While BP publicly stuck to claims that its blow-out well was leaking at rate of 5,000 gallons of oil per day, the company was privately operating under the assumption that at least five times that amount was gushing into the Gulf, according to documents released today by congressional investigators.
BP’s internal estimate of 53,000 barrels per day is buried in one of the company’s requests to use more than the maximum threshold of dispersants established by the EPA, which the Coast Guard released earlier this month. In letters dated July 6 and 11 to the government’s on-scene coordinator in the Gulf, at that time Coast Guard Admiral James Watson, BP Chief Operating Office Doug Suttles cited the 53,000 figure in justifying the company’s request to use 25,200 gallons of dispersant per day to break up the oil.
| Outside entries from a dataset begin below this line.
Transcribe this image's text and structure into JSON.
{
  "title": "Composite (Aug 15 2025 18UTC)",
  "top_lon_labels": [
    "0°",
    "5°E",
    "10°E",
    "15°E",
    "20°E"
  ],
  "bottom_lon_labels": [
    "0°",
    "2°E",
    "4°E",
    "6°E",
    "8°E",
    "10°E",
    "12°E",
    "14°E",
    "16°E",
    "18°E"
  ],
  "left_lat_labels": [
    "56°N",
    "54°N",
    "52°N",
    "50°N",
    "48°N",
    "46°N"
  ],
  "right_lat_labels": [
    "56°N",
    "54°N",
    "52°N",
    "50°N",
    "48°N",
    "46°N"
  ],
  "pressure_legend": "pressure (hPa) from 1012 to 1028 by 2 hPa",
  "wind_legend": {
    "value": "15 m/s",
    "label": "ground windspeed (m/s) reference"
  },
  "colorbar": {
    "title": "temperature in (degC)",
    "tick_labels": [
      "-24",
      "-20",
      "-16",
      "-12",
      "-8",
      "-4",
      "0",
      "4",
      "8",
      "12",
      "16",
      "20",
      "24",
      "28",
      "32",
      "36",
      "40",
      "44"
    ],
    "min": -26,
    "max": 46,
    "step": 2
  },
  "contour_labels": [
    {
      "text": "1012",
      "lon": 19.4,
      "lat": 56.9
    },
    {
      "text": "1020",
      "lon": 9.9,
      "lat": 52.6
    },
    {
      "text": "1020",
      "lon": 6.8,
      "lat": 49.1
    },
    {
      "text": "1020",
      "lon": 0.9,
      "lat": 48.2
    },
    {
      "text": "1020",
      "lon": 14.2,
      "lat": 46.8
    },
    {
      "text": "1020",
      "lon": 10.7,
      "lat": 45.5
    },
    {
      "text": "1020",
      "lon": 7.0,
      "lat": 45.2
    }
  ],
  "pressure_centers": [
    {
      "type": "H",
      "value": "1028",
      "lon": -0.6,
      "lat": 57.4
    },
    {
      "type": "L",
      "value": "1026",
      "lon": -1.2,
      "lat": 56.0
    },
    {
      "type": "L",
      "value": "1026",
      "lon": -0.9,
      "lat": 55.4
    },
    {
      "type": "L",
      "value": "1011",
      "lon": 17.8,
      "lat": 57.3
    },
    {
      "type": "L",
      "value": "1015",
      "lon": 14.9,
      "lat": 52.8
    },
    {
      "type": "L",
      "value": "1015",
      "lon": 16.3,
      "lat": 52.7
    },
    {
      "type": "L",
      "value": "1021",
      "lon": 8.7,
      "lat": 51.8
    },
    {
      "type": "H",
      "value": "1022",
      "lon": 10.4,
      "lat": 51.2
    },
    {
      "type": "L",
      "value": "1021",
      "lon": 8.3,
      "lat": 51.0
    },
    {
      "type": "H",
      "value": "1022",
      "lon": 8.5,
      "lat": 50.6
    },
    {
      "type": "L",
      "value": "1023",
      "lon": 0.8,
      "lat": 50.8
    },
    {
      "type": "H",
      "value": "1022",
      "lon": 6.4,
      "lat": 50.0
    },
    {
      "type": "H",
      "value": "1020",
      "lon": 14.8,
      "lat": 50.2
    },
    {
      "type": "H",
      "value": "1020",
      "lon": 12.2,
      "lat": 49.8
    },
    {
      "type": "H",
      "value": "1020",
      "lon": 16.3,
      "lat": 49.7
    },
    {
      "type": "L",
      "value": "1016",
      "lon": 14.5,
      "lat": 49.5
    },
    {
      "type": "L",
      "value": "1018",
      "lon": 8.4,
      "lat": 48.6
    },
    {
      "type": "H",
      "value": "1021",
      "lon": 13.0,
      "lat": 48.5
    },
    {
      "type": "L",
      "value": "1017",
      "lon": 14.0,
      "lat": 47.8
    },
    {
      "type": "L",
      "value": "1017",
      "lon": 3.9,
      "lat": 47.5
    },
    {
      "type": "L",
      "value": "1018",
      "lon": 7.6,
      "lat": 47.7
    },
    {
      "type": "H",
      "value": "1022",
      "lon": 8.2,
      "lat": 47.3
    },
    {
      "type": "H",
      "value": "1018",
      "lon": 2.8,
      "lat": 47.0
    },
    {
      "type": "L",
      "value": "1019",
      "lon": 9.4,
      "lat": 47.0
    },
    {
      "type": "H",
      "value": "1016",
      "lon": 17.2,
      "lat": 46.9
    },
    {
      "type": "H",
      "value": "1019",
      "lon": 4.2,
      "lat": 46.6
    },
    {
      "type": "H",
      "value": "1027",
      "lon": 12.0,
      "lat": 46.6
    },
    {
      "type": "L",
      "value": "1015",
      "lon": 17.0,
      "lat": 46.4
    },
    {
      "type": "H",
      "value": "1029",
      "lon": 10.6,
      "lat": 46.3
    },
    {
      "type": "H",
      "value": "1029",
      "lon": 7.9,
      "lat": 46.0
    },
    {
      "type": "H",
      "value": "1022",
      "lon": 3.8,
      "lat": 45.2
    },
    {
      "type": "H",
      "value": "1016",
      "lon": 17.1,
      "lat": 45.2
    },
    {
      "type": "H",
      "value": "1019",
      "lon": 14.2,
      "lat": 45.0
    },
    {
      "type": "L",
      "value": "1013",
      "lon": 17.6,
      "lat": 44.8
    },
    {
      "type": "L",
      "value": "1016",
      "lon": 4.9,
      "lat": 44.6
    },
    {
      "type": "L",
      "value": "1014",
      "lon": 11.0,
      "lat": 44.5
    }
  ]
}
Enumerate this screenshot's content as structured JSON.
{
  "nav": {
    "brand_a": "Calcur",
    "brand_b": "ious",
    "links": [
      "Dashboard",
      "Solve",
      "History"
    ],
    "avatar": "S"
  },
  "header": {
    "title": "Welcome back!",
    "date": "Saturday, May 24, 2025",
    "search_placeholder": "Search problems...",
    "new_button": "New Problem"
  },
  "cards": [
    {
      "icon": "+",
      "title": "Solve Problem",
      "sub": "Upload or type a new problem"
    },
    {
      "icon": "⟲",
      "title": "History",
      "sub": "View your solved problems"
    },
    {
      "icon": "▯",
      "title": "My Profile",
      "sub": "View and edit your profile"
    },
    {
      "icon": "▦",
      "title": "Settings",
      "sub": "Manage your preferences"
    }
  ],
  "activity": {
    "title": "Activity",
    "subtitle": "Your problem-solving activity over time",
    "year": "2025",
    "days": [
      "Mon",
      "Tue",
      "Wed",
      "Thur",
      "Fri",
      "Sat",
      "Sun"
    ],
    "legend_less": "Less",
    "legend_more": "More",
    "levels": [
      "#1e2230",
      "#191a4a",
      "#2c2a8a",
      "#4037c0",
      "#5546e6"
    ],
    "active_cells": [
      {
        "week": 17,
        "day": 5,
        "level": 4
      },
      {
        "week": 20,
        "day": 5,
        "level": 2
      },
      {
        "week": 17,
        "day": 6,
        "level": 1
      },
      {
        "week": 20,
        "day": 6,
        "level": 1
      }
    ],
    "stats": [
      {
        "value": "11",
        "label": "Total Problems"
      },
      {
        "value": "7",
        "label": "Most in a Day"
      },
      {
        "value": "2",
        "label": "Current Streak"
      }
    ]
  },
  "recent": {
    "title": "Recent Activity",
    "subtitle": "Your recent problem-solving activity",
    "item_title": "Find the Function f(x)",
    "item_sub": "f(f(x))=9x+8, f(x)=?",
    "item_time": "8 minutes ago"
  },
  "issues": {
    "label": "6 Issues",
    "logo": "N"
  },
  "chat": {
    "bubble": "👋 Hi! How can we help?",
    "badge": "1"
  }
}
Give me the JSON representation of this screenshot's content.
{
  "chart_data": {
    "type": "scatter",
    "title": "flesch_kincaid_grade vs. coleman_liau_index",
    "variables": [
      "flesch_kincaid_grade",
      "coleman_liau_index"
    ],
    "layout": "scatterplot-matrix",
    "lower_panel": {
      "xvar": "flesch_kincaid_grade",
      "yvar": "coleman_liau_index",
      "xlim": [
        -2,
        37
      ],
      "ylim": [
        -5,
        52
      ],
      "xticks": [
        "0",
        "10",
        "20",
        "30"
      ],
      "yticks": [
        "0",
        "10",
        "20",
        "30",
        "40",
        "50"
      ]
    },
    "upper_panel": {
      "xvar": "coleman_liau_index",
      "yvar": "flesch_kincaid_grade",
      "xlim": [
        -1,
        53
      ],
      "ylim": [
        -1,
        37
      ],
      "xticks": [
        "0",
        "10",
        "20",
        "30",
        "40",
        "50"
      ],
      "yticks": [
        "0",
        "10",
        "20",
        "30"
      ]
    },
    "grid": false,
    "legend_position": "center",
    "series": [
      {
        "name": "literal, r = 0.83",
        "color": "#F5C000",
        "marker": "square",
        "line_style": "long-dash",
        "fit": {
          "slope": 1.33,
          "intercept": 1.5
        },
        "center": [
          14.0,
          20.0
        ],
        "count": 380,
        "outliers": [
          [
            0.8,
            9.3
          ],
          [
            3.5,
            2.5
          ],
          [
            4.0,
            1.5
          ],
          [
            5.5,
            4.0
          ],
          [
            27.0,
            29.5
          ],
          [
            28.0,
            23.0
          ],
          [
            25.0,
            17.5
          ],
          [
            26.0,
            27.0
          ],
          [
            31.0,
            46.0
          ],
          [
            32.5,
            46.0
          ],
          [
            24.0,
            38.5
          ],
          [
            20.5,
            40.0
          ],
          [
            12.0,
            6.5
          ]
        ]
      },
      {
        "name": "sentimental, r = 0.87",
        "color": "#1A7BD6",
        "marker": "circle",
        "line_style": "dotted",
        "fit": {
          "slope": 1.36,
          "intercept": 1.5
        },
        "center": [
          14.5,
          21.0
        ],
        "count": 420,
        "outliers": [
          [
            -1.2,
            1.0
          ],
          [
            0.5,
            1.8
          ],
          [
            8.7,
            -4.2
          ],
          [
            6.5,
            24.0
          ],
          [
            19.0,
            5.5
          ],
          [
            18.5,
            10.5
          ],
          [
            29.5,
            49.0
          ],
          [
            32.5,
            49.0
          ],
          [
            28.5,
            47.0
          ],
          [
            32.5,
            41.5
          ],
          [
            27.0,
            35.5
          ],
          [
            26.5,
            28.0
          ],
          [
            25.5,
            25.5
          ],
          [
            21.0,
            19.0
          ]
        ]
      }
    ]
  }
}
The official per-day estimate of the spill’s size is still a large range. The government’s flow rate team has said that during the three months that oil was spewing into the Gulf anywhere from 35,000 to 60,000 barrels may have leaked daily. But BP, after first claiming oil was entering the Gulf at a rate of 1,000 barrels per day and then later adopting the initial, extremely low government estimate of 5,000 barrels, hasn’t offered another estimate of its own in weeks.
The government team is expected to come up with a more concrete estimate, though there’s some concern that we’ll never get a truly accurate figure, which is crucial to levying fines against BP and assessing damages in the Gulf.
“In the case of BP’s financial liability and the flow rate of this spill, ambiguity is BP’s ally, and precision is the government’s,” said Rep. Ed Markey (D-Mass.), who chairs the Energy and Environment Subcommittee and the Select Committee on Energy Independence and Global Warming, which released the BP document. “This document turns the tables on BP by exposing their own assumptions about the size of the spill.”